In order to process the data a file was downloded from the National Oceanic and Atmospheric Administration’s (NOAA) storm database.
if(!file.exists("StormData.csv.bz2")) {
NOAA_File_URL <- "http://d396qusza40orc.cloudfront.net/repdata%2Fdata%2FStormData.csv.bz2"
download.file(NOAA_File_URL, destfile="StormData.csv.bz2", method = "curl")
}
Once the zip file is downloaded into our working directory we proceed to unzip it and load it into R. Cache is turn on for better performance.
storm_data <- read.csv("StormData.csv.bz2", stringsAsFactors=F)
dim(storm_data)
## [1] 902297 37
Now that we have the data loaded we proceed to clean the data set a bit and getting only the related variables for our analysis.
selected_variables <- c("EVTYPE","FATALITIES","INJURIES","PROPDMG","PROPDMGEXP","CROPDMG","CROPDMGEXP")
# reduce the data variables
storm_data_clean <-storm_data[,selected_variables]
head(storm_data_clean)
## EVTYPE FATALITIES INJURIES PROPDMG PROPDMGEXP CROPDMG CROPDMGEXP
## 1 TORNADO 0 15 25.0 K 0
## 2 TORNADO 0 0 2.5 K 0
## 3 TORNADO 0 2 25.0 K 0
## 4 TORNADO 0 2 2.5 K 0
## 5 TORNADO 0 2 2.5 K 0
## 6 TORNADO 0 6 2.5 K 0
In order to answer this question we need to have a look at the enjuries and fatalities.
# Install library if required
library(reshape)
## Warning: package 'reshape' was built under R version 3.1.3
# Install library if required
library(ggplot2)
## Warning: package 'ggplot2' was built under R version 3.1.3
# Install library if required
library(tidyr)
## Warning: package 'tidyr' was built under R version 3.1.3
##
## Attaching package: 'tidyr'
##
## The following object is masked from 'package:reshape':
##
## expand
fatal_aggr <- aggregate(cbind(FATALITIES, INJURIES) ~ EVTYPE, storm_data_clean, sum)
data_aggr <- melt(head(fatal_aggr[order(-fatal_aggr$FATALITIES, -fatal_aggr$INJURIES), ], 10))
## Using EVTYPE as id variables
By using a bar chart from the ggplot2 library we can identify the event that impacts the most amount of people.
ggplot(data_aggr, aes(x = EVTYPE, y = value, fill = variable)) +
geom_bar(stat = "identity") +
coord_flip() +
ggtitle("Harmful events with respect to population health") +
labs(x = "Event Types", y = "# people impacted") +
scale_fill_manual(values = c("red", "blue"), labels = c("Fatalities", "Injuries"))
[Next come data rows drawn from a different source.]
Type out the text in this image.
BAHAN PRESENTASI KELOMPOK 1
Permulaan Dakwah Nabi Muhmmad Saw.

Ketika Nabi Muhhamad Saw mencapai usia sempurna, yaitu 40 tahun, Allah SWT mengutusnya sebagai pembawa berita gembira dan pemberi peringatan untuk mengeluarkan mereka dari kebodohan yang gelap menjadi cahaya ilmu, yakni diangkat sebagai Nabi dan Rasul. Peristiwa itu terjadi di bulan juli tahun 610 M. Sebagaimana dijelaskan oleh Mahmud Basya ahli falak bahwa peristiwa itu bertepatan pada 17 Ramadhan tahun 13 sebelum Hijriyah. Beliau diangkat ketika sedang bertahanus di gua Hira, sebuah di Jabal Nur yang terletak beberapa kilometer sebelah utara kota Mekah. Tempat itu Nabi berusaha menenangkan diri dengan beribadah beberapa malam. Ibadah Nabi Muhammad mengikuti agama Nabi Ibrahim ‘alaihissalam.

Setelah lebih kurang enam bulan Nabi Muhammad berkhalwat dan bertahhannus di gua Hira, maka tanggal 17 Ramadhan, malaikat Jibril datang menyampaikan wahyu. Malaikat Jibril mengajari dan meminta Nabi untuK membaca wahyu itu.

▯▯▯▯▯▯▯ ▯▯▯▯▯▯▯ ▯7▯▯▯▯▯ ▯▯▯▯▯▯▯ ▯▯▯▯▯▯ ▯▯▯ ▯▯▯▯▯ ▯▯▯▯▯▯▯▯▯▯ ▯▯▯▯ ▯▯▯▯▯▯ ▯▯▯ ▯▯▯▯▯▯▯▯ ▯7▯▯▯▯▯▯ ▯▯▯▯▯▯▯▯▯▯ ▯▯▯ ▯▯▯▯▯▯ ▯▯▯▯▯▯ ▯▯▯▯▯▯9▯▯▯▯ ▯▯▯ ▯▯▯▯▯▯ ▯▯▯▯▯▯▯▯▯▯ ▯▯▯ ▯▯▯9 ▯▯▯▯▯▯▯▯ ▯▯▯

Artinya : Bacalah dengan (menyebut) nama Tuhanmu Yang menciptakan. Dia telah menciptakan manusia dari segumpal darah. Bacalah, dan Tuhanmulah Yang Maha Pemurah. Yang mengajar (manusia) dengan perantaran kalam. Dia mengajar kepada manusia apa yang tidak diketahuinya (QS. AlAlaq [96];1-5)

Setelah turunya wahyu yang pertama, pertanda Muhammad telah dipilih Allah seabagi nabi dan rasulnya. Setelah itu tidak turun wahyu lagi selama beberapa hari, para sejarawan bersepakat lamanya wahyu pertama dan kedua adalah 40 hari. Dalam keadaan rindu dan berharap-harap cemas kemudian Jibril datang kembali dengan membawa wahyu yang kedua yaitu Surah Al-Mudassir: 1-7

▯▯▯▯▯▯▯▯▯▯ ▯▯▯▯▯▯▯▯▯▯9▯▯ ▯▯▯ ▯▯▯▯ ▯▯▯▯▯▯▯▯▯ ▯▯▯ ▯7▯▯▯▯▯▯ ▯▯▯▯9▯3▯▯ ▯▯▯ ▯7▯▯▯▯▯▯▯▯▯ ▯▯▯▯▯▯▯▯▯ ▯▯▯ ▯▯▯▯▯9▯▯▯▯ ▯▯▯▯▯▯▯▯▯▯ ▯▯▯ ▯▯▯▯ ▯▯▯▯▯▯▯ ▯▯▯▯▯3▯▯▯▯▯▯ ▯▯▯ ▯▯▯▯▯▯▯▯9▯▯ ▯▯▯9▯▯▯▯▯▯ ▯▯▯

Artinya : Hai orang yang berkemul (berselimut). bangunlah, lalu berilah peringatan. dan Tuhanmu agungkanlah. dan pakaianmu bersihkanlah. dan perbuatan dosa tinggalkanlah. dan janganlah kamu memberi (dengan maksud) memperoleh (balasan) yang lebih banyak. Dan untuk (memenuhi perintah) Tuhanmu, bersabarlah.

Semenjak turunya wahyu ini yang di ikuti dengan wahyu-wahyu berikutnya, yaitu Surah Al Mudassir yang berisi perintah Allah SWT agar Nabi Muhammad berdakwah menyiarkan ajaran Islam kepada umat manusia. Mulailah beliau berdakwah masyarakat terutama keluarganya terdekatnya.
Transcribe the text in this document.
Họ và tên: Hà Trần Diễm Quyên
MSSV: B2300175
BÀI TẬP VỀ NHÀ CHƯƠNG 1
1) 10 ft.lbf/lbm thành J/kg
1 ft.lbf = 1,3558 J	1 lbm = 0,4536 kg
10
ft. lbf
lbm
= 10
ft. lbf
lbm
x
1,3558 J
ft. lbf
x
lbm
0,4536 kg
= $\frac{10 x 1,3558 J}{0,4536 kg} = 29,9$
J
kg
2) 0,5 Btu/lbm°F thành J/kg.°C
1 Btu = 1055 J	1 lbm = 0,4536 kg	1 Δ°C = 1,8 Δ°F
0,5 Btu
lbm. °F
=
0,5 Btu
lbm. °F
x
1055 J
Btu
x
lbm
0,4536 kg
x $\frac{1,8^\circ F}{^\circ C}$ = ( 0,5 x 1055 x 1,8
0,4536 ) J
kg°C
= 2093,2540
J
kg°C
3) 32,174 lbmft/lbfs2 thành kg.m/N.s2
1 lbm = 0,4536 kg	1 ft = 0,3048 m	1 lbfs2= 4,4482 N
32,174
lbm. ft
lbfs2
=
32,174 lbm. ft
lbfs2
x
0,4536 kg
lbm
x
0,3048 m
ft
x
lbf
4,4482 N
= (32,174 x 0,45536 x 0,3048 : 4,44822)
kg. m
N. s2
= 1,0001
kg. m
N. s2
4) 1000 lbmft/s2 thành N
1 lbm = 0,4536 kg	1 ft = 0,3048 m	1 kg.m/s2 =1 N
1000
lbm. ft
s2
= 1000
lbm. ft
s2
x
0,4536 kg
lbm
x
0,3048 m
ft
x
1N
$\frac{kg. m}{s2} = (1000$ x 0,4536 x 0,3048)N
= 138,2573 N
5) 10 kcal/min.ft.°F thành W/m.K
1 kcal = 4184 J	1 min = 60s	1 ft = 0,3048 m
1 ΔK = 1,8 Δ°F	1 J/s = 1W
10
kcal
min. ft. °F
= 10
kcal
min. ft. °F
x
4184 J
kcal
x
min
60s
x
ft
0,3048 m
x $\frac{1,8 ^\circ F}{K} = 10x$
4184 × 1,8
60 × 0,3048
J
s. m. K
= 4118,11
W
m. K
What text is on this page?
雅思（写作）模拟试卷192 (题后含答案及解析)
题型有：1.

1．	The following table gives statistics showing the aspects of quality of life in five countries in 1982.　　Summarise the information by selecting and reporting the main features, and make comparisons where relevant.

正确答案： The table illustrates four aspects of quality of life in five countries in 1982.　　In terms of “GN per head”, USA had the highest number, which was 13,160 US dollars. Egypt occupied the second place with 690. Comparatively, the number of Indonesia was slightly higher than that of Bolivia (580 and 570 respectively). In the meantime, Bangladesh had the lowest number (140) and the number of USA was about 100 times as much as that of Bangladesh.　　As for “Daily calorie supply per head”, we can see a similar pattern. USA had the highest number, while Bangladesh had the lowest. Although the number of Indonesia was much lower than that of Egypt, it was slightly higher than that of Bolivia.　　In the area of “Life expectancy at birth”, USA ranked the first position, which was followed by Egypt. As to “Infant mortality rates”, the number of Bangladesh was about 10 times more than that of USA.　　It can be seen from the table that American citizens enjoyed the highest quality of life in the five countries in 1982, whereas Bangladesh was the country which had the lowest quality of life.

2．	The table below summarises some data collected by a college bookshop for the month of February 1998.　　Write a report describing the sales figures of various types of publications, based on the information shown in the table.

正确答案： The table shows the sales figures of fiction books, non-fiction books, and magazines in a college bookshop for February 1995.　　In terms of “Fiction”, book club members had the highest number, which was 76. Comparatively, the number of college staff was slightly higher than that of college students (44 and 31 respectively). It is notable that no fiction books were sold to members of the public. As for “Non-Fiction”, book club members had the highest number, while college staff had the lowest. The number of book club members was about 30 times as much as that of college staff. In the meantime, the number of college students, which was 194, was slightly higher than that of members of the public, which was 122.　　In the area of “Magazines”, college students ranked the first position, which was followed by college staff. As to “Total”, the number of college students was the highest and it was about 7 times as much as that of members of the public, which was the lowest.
We can see that Tornados are the events that affect people the most.
# Install library if required
library(car)
## Warning: package 'car' was built under R version 3.1.3
storm_data_clean$PROPDMG <- storm_data_clean$PROPDMG * as.numeric(Recode(storm_data_clean$PROPDMGEXP,
"'0'=1;'1'=10;'2'=100;'3'=1000;'4'=10000;'5'=100000;'6'=1000000;'7'=10000000;'8'=100000000;'B'=1000000000;'h'=100;'H'=100;'K'=1000;'m'=1000000;'M'=1000000;'-'=0;'?'=0;'+'=0",
as.factor.result = FALSE))
storm_data_clean$CROPDMG <- storm_data_clean$CROPDMG * as.numeric(Recode(storm_data_clean$CROPDMGEXP,
"'0'=1;'2'=100;'B'=1000000000;'k'=1000;'K'=1000;'m'=1000000;'M'=1000000;''=0;'?'=0",
as.factor.result = FALSE))
eco_aggr <- aggregate(cbind(PROPDMG, CROPDMG) ~ EVTYPE, storm_data_clean, sum)
data_aggr <- melt(head(eco_aggr[order(-eco_aggr$PROPDMG, -eco_aggr$CROPDMG), ], 10))
## Using EVTYPE as id variables
By using a bar chart from the ggplot2 library we can identify the event that impacts properties and crops the most.
ggplot(data_aggr, aes(x = EVTYPE, y = value, fill = variable)) +
geom_bar(stat = "identity") +
coord_flip() + ggtitle("Economic consequences") +
labs(x = "Event Types", y = "cost of damages ($)") +
scale_fill_manual(values = c("red", "blue"), labels = c("Property Damage",
"Crop Damage"))
We can see that Floods are the events that affect Properties and Crops the most.